Veric drops to one knee. Smiles. Gives a thumbs-up to the crowd.

But knowing him, it’s all fake. He’s completely broken.

The judge runs over, checks the body, and gestures both hands across his chest. Death’s Lantern is out.

The crowd goes wild. 𝗳𝗿𝐞𝕖𝘄𝗲𝕓𝗻𝚘𝚟𝕖𝐥.𝚌𝕠𝕞

"And don’t forget. Lunaria Drop Potion. L-D-P. Coming soon to a store near you," he finishes.

Oliver and I sprint to the ring and help Veric out. He’s wrecked—dragging his feet, leaning hard on Oliver’s shoulder. He pulls a few healing potions and support items out of his inventory and starts working through them.
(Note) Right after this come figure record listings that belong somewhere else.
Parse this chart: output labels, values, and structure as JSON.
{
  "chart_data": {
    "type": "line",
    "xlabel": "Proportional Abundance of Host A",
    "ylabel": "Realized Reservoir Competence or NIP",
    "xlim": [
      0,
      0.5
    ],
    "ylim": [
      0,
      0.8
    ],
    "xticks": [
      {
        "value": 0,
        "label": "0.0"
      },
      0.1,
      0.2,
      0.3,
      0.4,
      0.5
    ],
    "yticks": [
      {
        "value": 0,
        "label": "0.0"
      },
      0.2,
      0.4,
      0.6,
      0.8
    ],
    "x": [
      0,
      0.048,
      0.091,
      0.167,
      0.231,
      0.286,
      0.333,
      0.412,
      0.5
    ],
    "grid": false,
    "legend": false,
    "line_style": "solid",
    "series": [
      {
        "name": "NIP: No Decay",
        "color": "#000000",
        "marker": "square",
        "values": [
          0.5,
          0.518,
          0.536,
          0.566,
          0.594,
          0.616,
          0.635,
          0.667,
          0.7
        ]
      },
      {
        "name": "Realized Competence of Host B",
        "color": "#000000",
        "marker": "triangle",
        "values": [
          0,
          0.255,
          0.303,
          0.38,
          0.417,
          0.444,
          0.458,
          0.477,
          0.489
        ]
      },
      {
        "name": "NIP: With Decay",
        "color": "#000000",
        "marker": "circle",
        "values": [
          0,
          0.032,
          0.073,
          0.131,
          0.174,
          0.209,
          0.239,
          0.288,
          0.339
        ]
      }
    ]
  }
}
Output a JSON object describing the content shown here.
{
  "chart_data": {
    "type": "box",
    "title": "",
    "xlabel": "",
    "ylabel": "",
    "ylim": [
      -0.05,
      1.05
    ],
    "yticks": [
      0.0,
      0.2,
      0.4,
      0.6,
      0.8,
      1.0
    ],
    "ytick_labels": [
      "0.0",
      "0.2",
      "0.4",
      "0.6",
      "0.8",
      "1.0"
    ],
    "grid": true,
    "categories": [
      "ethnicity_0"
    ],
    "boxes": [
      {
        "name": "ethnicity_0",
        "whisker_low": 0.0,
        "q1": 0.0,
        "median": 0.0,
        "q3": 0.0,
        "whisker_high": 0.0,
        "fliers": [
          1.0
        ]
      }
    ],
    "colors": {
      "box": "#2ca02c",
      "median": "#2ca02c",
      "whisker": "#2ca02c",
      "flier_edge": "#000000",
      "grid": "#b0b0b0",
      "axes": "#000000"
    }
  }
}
"You did well, Veric. Remind me to pay you later."

I barely finish the sentence when several Divers begin closing in around us.

I’m certain this is Chaos Theory’s work. The geometry of the converging shapes is too clean. Too deliberate. They were waiting for the fight to end. But I’m prepared. I’ve lived with this passive long enough this life to recognize what crowding around the winner looks like.

"Pay me later, Sands. We have problems right now." Veric jerks his chin toward a figure approaching us through the dispersing crowd. "And not the regular kind."

The man walking toward us doesn’t match anything else in the slum. Every line of him is out of place here—and he’s looking directly at me, not at any of the others.

The other Divers part to let him through. Quietly. As if their instincts already worked out the hierarchy on the way.